I was in such a good mood!

Apr 24, 2007 17:51

For multiple days! And now it's gone, and I'm only middling. I have to spend the next two days trying to qualify for a certification that I am fairly certain I'm not going to be able to get, in a context where lots of people will get to stand around and watch me fail, so by Friday I should be miserable.

Yes, yes, I create my own feelings and failures by not Thinking Right. I know.


1) Because I'm dumb, I completely missed the part where Nathan was unwilling to let Peter die for Linderman's plan, but was considering letting New York die for it. I'm... I have trouble with that. You have to be either seriously depraved or profoundly idealistic, the kind of idealistic that meets up with depraved on the other side, to go through with that kind of plan, and frankly I don't think that Nathan is either of those things.

2) You know, given the steadily less multi-racial nature of the show's cast--which, irritating, because I really liked that about the show--you know who should have been played by a non-white actor? Candace. It would have made perfect sense; there would have been so much room opened up, either in actual plot or in metaphor, for stories about passing and assimilation and what it would be like to be faced with that kind of choice. Sure, it's Mystique all over again, but a) that's what the show is anyway and b) I think stepping away from "blue and spiky" would have increased the emotional resonance.

Ah well.

3) I've seen it suggested that Angela Petrelli's power (apparently her name is Angela?) is precognitive dreams, because we saw Peter display that power first.
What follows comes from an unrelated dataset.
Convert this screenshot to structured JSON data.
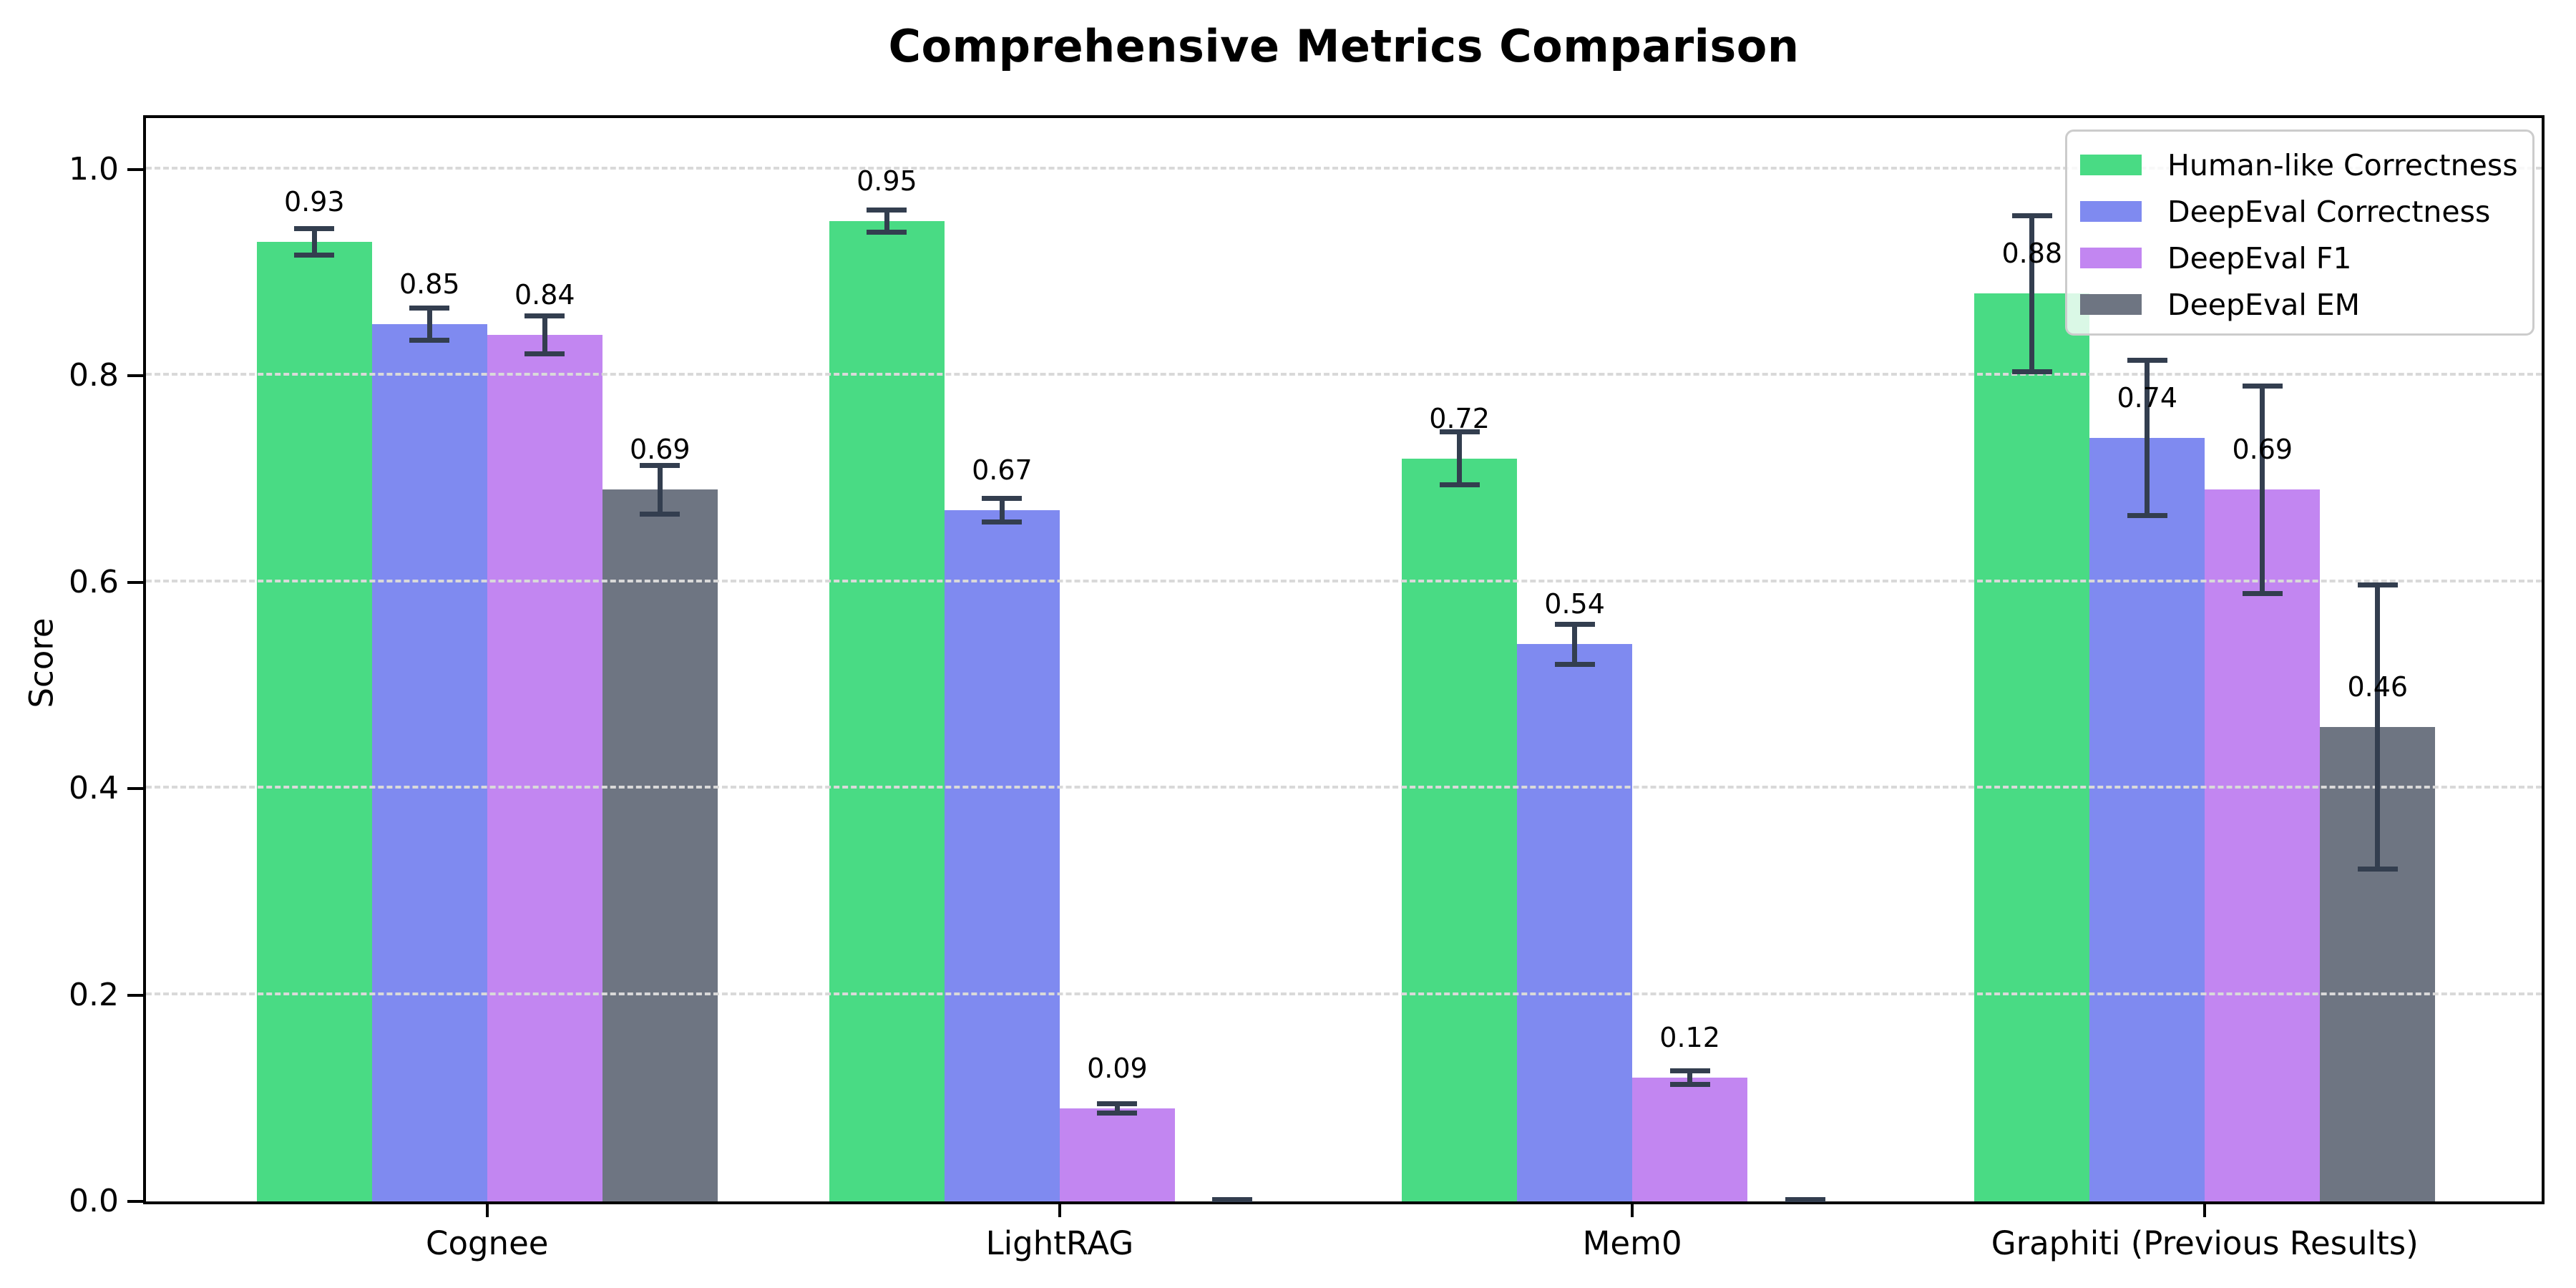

That could just as easily have been his father's power, though, if both of his parents had powers (or, indeed, either of them, though having them be powerless seems unlikely at this point). Angela doesn't read to me like someone who has any particular clue what's coming; I mean, I suppose she could just dream precognitively about what she's going to have for lunch on Friday, but otherwise you'd think she'd have been a little more het up about the impending doom.

The idea that one of the senior Petrellis might have been precognitive does put an interesting spin on Mr. Petrelli's death, though; maybe he just couldn't take it anymore, or didn't want to see it happen, and really did kill himself? I mean, his wife did say he'd had a mental illness, and you'd think a lifetime of precog that you can't change would tend to be depressing--heck, it's in some ways almost the definition of depression, isn't it? A prediction of bad things to come, and despair that those bad things are unavoidable. (If it's Angela who was a precog, I'm all for her having murdered her husband in order to set necessary events in motion. Okay, I'm not really, but I'd be amused if she had.)

4) Given the number of characters who were being kind of not bright last night, I want to give credit to Hiro. I was with Ando, all "just go back!" but Hiro had the sense to stop himself and try to figure out what had happened first. That's not genius-level thinking, mind you, but he was ahead of me, so he gets a gold star.

Oh, I am going to be so sad if this permanently damages his opinion of Nathan. Even if his opinion of Nathan deserves damaging. Because they are so funny together, and I want them to be friends.